“Babalawo” is wrong: Abiku is not a “spirit child” but a genetic disorder

By Jessica Ahedor

Tema, Ghana -“Gbelornu” confirms his name as a result of the phenomena. “My mother said we were six boys, but five of them died a few days and months after birth. And they gave me this name with the belief that I will be unattractive to death. But I changed my name while growing up”, he said.

“Abiku” and “Dzikuidzikui” are common terms used in typical African traditional settings used to describe the ‘unknown’ phenomenon of recurring premature deaths in children born by the same mother. When the couple are lucky, one of such children survives but with an abnormality. The occurrence usually fuels the belief that the surviving child is either a “spirit child” or predestined to die, or their mother is tagged as a witch and accused of sacrificing her babies to a deity or witches’ coven.

The surviving child is eventually given the name “Abiku ” in Yuroba tribe, while among the Ewes in Southern Ghana, the child is called by names of things deemed unhealthy with the belief of making the child unattractive to death.

Adebowale et al. suggest that “as joyful as it is to have a child, these children bring untold hardship and pain to their parents and even sometimes repeat the painful process”. Traditional medicine men or native doctors are consulted for names and tribal marks to prevent the child from dying.
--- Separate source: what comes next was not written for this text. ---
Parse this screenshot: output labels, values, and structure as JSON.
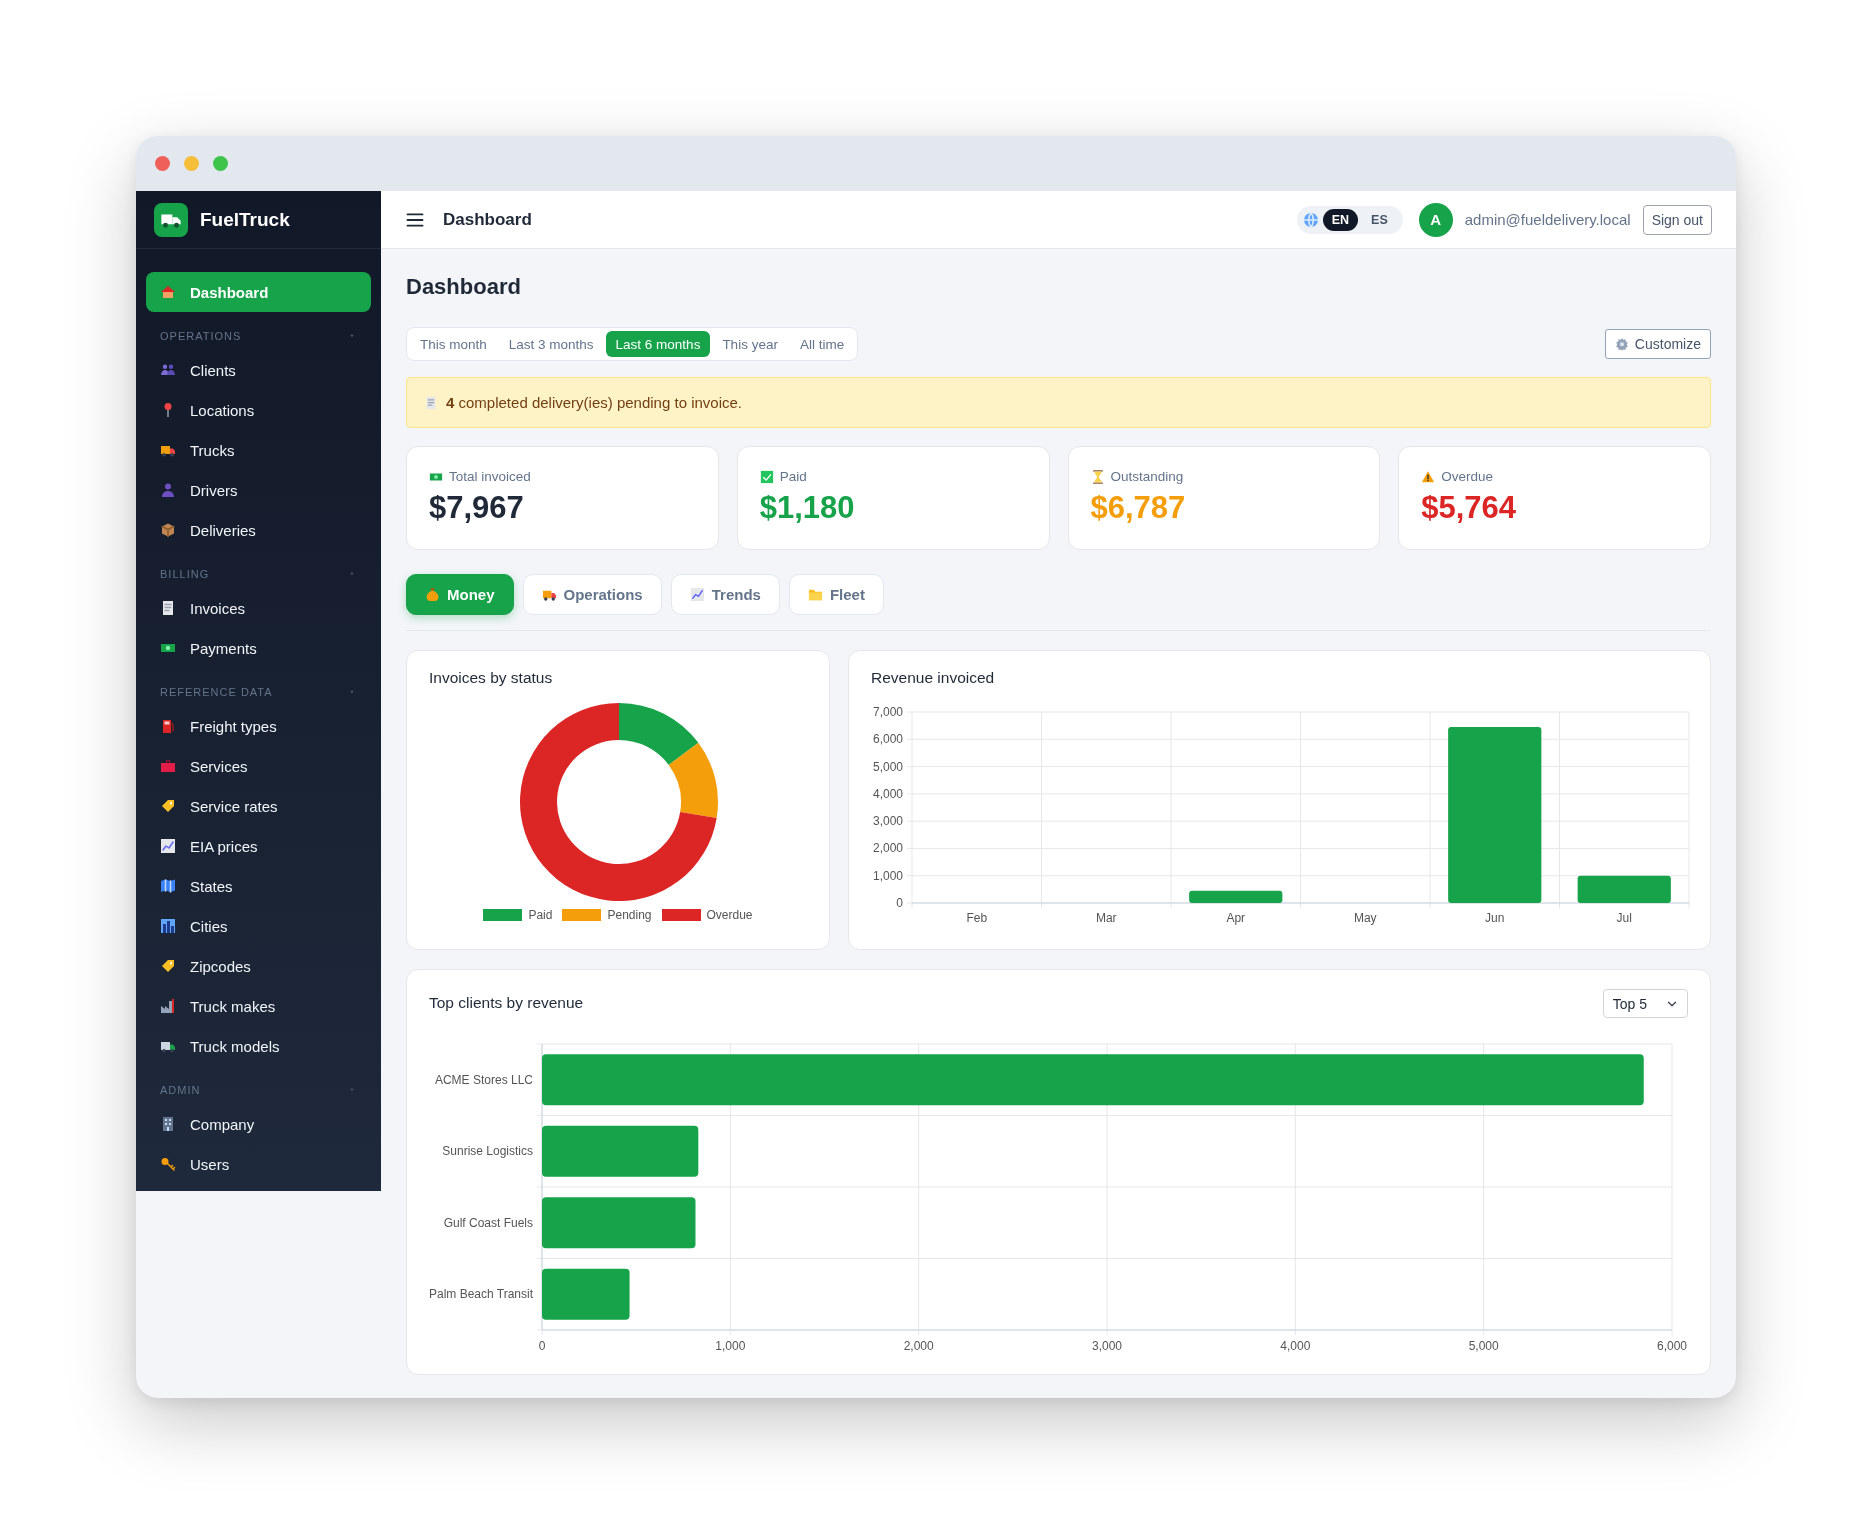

But ignorance of the root causes of genetic diseases has made African societies suffer the plight of infant mortality for decades. Discovering genetic conditions in the past was difsficult for scientists until the early 2000s when the human genome was successfully sequenced. “Abikuism” dealt with African settings because of low technological development to unravel hereditary traits in children. They blamed disease conditions that are hereditary on all sorts of superstitions.

However, the four scientists honored with the 2022 Kavli Prize in Neuroscience for discovering the genes responsible for a range of brain disorders are the answers to the age-old superstition associated with some of these genetic conditions like ataxia- Abiku or Dzikuidzikui, epilepsy- Dzanyigblo, Fragile X syndrome and autism in Africa.

Jean-Louis Mandel, Harry T. Orr, Huda Zoghbi and Christopher Walsh used their blueprint in neuroscience to establish how neurological disorders begin and develop from gene to protein and later to disease conditions.

For Mandel, he set out to establish a shortcut for the mutations that cause hereditary diseases, using what is called the X chromosome. After Eight years, in 1991, he discovered an unusual mutation in a gene on the X chromosome that causes Fragile X syndrome- an inherited form of intellectual disability and autism. The mutation wasn’t a simple change of a letter in the DNA sequence; it was a string of triple-letter repeats that disrupts the gene called Fragile X Messenger Ribonucleoprotein 1 (FMR1), Mandel said in an interview on the sidelines of the Kavli Prize Week in Oslo.

Mandel also shows that the manifestation of the fragile X syndrome depends on epigenetic modifications at certain sites in the FMR1 gene, which has improved diagnosis today. “The discovery [of repeat expansions] raised great interest in human genetics, and particularly in neurology because these were important diseases for which people had no clues about their causes,” says Mandel.

Today, “unstable repeat expansions” are recognized as a common disease tool responsible for over 50 genetic disorders, some of which were evidenced they could do earlier but little about them, Mandel added.
The degeneration of neurons causes disorders like Spinocerebellar ataxia 1 (SCA1), in the cerebellum. Zoghbi and Orr observe a similar repeat expansion that causes SCA1. They jointly uncover the mechanism: the mutation causes proteins to misfold and clump together in cerebellar neurons, eventually leading to their death.
Zoghbi began her career, wanting to solve the mystery behind Rett syndrome- an autism-like, rare genetic neurological disorder in young girls that made them progressively lose their motor skills and language. Unlike Fragile X syndrome and SCA1, Rett syndrome isn’t hereditary, making it difficult to find out the gene responsible.

One and a half decades later, Zoghbi found the gene, MECP2 that cause Rett syndrome in 2000. She said it was the master regulator — a gene that controls the function of thousands of other genes. Too much or too little of it disrupts how the brain works. “This discovery made people turn their attention to sequencing individuals with autism. It opened up discovery,” says Zoghbi.

Christopher Walsh, also a neurologist, set out to study the development of the brain and how a genetic mutation changes the brain’s structure and function, focusing on the cerebral cortex – the region responsible for reasoning. In Walsh’s work, he found dozens of neurological disease genes. “Changes in some of the genes cause structural defects from subtle to profound, including those that cause severe epilepsy in children”, he maintained.

The novel genetic approaches by these scientists made understanding these brain disorders possible, leading to improved care, diagnosis, and treatment for patients and their families. These discoveries should be able to inform policies and break the superstitions associated with genetic conditions, especially in Africa.